Falwell and Liberty University declined to respond to requests for comments about the protest. Afterward, Falwell tweeted congratulating the students for their conduct. “The ones who had concerns and the ones who supported me were both respectful and not angry — very Christ-like — in their behavior.”
Brooks said that she met with student members of the Student Government Association to talk about her plan Thursday morning. In prior protests students have planned on campus, the SGA has pressured protesting students to cancel demonstrations in favor of remedial solutions.
But in this instance, Brooks said, “SGA declined to give us public support, but they were very receptive to what we were saying, asking, ‘What can we do to listen to you better, to help you get this (request to protest) through?’ They were definitely receptive to our mission.”
Current students and alumni also voiced support on social media after the protest was announced. “LU students, we cannot stand for this anymore,” wrote current Liberty student Rachel Mayer on Twitter on Thursday. Eric McGowan, who called himself “another proud alumni,” cautioned, “Watch out for LUPD (Liberty University Police Department). They have been used by admin to … harass past efforts similar to this led by me and my friends.”
Brooks and Parish, whom Falwell has blocked on Twitter for his repeated criticism, had said that they anticipated a turnout of no more than two dozen students.
Brooks doesn’t expect the protest to result in an immediate investigation into Falwell’s conduct. Rather, she and Parish said they believe it is important to inform Liberty administrators where students stand. They hope to provoke a public apology from Falwell concerning degrading emails he reportedly sent about a Liberty student and faculty members in years past, according to a Reuters article this week.
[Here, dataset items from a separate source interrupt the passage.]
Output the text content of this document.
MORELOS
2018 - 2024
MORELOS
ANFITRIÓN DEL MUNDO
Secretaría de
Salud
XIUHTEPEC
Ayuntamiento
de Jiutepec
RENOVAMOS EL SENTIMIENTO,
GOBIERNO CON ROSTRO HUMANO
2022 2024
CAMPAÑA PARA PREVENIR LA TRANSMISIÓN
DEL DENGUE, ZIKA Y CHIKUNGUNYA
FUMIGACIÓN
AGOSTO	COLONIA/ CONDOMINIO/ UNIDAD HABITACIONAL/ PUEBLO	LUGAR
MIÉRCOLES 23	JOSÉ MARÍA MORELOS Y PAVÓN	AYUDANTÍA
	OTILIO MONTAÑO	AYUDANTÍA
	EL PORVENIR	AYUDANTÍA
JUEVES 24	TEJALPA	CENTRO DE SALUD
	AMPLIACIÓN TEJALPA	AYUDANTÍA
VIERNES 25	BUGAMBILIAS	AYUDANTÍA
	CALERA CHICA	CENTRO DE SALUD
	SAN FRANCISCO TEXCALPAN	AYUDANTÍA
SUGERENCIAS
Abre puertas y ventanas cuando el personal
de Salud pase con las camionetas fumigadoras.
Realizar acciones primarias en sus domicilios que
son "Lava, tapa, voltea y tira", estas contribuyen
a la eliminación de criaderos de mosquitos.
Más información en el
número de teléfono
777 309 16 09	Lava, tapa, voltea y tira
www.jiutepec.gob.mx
In one email, according to the article, Falwell called a student “retarded” and in another called Liberty’s current police chief, Richard Hinkley, a “half-wit.”
“It’s sickening to see your university president saying these things and not facing any repercussions,” Brooks said about the emails.
Brooks, who said Falwell should not resign before an investigation into his behavior is carried out, said she believes Falwell’s father and the founder of Liberty, the late Jerry Falwell Sr., was a “great man,” but that Falwell Jr. is “mismanaging the university.”
Brooks said that Liberty’s senior vice president for spiritual affairs, David Nasser, announced that the Politico article will be addressed in convocation — Liberty’s thrice-weekly gathering of students — on Wednesday.
On Thursday afternoon, Liberty also released a statement responding to the article, which included “Omitted statements of Liberty University regarding business transactions recently questioned in media.”
The “omitted information” includes 19 pages of purportedly unredacted transcripts of interviews of Falwell with Ambrosino and other journalists, along with an email from Liberty Chief Operating Officer Randy Smith, which Liberty claimed journalists “refused to print.”
Liberty University’s official Twitter page, which shared the release, also tweeted: “The truth about Liberty that the press refused to print in recent articles, is now published here: #FakeNews.”
Brooks said she had not received any pushback from Falwell, the administration or the campus police officials regarding the protest; she said she was told by Liberty University’s Student Activities that she did not need a permit to stage the protest on campus, despite the administration’s history of shutting down student actions for lacking a permit from the Liberty University Police Department.
Brooks and Parish say this protest feels different from those before, though. “I’m really hoping for students to see that it’s OK to stand up,” Brooks said. “There needs to be a change on Liberty’s campus.”
(Will Young is a Liberty University graduate. In 2017-2018, he was editor-in-chief of the Champion, the school’s newspaper, which often experienced criticism from the administration about its coverage. He was the last student editor before the administration took control of the publication.)